What services do NHS pharmacies provide?

A woman visits a pharmacy


All pharmacies (also known as chemists) must provide essential services which include:

  • the dispensing of prescriptions (including repeat dispensing where your GP practice offers this service)
  • disposing of any medicines that you have returned to them
  • promoting public health campaigns and offering related general advice
  • signposting you to other services if they are more appropriate to help with your query or condition
  • offering advice and help so that you can best care for yourself and treat any minor conditions at home

Most pharmacies will also offer other advanced and enhanced services. These include:

  • emergency hormonal contraception (the ‘morning after pill’)
  • stop smoking schemes and advice
  • medicines use reviews which will help you assess if you’re using your medicines to best effect
  • chlamydia screening services

How do I find out what services each pharmacy provides?

If you are looking for a particular service it is best to contact the pharmacy first of all to make sure they offer that service. You can search for the pharmacy nearest to you by using the ‘Find your nearest service’ search to the right. The search results will display the different ways you contact the pharmacy including telephone number, email address or website if applicable. Alternatively, the NHS Choices website gives details of the facilities offered by pharmacies across the country.

How much will I pay for a prescription?

The cost of prescriptions is set by the Government and for 2016 this is £8.40 per item. If you are exempt from paying for your prescriptions please remember to take proof along to the pharmacy. If a pharmacy is not sure you are exempt from charges they can ask that you pay the fee which you will then have to produce proof of exemption to claim back.

Things to remember

Your community pharmacist should be your first port of call when you’re looking for general health and medicines advice. They can help you to treat common illnesses yourself without the need for a trip to the GP surgery or a prescription. Pharmacists can give you free, professional advice about most conditions as well as recommend over-the-counter medications that may cost much less than a prescribed alternative. They can also give advice about any side-effects of treatments as well as about what drugs and treatments can be used together.

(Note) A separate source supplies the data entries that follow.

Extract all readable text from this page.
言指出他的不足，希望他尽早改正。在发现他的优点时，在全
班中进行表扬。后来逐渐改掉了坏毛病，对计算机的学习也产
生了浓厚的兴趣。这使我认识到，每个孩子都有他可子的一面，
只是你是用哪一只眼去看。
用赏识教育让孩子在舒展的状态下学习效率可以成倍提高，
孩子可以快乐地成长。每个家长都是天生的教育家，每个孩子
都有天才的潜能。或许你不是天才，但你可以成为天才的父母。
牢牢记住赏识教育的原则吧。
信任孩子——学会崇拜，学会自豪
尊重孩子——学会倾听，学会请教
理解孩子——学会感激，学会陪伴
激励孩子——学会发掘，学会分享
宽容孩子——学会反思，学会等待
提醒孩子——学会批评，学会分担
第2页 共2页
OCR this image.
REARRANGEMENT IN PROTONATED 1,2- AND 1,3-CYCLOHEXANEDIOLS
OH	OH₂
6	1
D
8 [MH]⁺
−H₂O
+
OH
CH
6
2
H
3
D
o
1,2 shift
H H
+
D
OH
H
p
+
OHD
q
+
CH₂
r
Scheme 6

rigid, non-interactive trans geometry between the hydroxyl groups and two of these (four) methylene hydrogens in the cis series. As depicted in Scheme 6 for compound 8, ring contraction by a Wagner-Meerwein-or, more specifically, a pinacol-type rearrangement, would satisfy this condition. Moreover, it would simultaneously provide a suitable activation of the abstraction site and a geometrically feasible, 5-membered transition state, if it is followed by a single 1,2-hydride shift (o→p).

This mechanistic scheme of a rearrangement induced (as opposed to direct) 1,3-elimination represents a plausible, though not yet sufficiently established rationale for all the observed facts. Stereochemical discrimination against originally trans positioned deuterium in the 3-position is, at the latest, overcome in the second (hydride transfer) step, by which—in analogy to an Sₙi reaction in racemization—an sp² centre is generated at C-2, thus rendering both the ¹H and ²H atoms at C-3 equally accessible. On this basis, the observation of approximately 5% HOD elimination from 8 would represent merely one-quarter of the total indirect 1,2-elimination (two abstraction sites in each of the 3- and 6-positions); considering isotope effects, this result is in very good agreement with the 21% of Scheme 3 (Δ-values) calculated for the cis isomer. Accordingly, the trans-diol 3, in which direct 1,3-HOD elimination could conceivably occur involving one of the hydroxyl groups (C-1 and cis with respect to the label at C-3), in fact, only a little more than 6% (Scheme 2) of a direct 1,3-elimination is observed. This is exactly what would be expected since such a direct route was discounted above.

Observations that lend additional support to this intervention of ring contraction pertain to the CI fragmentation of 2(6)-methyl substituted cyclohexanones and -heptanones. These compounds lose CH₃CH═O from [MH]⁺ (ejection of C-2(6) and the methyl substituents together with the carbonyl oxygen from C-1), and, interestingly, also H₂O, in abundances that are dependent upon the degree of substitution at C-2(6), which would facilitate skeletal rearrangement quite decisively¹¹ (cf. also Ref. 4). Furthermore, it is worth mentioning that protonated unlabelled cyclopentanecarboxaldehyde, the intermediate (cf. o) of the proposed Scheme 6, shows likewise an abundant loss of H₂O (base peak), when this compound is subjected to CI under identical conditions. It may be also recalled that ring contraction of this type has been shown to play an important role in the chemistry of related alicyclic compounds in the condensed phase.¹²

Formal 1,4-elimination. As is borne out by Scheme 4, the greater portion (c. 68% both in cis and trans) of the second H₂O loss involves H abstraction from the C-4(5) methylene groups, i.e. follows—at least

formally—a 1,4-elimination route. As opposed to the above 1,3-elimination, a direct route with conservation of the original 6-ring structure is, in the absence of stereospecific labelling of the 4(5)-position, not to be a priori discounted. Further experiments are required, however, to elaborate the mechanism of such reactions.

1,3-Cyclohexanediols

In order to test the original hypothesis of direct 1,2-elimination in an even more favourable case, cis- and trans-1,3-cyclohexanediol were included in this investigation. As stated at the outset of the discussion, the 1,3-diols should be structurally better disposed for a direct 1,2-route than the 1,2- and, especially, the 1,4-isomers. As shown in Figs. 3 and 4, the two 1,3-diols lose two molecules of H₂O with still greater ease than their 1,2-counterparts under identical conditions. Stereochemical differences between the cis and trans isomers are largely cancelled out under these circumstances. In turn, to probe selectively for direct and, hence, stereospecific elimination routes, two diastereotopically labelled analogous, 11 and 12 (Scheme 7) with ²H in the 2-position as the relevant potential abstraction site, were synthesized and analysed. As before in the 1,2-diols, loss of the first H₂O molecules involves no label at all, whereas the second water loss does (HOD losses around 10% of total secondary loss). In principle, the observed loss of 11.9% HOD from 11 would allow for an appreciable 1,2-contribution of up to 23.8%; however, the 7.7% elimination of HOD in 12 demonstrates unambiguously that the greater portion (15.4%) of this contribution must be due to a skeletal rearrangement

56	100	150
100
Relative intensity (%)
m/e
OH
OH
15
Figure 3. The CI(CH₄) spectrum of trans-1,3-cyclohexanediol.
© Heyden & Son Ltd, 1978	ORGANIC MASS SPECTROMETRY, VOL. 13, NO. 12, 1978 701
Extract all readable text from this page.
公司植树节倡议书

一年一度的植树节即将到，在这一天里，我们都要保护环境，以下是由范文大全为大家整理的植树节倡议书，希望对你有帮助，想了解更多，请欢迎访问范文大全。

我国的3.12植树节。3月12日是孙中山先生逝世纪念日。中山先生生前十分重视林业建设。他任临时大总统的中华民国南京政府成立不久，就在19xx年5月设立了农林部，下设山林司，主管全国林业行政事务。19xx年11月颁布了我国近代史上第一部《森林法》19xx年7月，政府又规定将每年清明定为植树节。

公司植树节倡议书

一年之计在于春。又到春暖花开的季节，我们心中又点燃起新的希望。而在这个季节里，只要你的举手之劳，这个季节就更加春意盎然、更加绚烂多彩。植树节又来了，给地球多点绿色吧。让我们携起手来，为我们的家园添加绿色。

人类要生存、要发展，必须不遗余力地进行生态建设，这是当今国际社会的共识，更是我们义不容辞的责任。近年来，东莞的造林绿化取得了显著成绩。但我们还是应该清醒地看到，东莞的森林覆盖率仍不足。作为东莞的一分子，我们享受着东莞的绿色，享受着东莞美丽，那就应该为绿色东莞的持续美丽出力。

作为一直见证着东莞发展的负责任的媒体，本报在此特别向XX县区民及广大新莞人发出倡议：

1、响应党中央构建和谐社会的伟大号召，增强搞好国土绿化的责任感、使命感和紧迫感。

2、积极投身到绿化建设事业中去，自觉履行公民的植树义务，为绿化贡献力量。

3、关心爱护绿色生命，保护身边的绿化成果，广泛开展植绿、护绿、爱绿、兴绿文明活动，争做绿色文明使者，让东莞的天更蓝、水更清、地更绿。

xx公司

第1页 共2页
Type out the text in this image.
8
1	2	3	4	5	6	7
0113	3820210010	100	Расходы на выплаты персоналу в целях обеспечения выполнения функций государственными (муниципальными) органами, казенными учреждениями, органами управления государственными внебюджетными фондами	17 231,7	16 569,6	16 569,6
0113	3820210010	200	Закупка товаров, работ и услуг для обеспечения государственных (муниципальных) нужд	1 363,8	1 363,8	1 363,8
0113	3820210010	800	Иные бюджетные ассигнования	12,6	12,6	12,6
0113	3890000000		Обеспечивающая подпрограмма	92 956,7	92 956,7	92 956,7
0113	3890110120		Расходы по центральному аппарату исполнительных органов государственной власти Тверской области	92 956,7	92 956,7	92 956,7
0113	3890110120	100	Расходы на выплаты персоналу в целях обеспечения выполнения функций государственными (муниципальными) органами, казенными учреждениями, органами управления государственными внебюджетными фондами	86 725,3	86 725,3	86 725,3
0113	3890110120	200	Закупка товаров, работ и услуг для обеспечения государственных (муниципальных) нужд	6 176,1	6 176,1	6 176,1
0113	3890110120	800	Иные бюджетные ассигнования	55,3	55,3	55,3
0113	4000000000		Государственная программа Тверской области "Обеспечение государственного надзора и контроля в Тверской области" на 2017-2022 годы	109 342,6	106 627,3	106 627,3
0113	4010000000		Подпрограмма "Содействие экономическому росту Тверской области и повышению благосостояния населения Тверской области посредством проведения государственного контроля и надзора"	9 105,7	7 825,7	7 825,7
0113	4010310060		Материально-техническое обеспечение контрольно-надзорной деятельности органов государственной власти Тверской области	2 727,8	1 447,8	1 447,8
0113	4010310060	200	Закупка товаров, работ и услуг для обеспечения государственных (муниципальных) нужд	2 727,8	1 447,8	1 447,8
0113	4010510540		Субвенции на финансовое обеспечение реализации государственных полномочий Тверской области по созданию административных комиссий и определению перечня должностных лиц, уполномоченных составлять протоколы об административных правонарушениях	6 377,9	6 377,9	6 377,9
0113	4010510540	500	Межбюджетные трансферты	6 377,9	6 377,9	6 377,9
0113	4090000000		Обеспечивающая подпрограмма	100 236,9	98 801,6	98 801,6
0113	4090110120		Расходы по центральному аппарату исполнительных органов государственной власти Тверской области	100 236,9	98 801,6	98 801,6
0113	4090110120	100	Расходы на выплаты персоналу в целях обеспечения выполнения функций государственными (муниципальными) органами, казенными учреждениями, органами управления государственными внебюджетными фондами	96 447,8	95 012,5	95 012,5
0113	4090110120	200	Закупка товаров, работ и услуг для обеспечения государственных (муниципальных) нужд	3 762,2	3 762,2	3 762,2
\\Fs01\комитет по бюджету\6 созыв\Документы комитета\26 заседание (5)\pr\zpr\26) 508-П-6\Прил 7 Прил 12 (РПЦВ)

Many pharmacies offer prescription collection and delivery services to make it even easier for you to get hold of your prescribed medicines. You might find this particularly useful if you have medications prescribed on a repeat prescription with your GP surgery. However, you should make sure that you only reorder items that you need, and not ‘stock pile’ lots of medicines. Once medicines have been dispensed by a pharmacist they can never be reused, even if you’ve not opened the packaging – they can only be treated as waste, and research done by the Department of Health in 2007 predicted that waste medicines cost the NHS over £100 million pounds each year.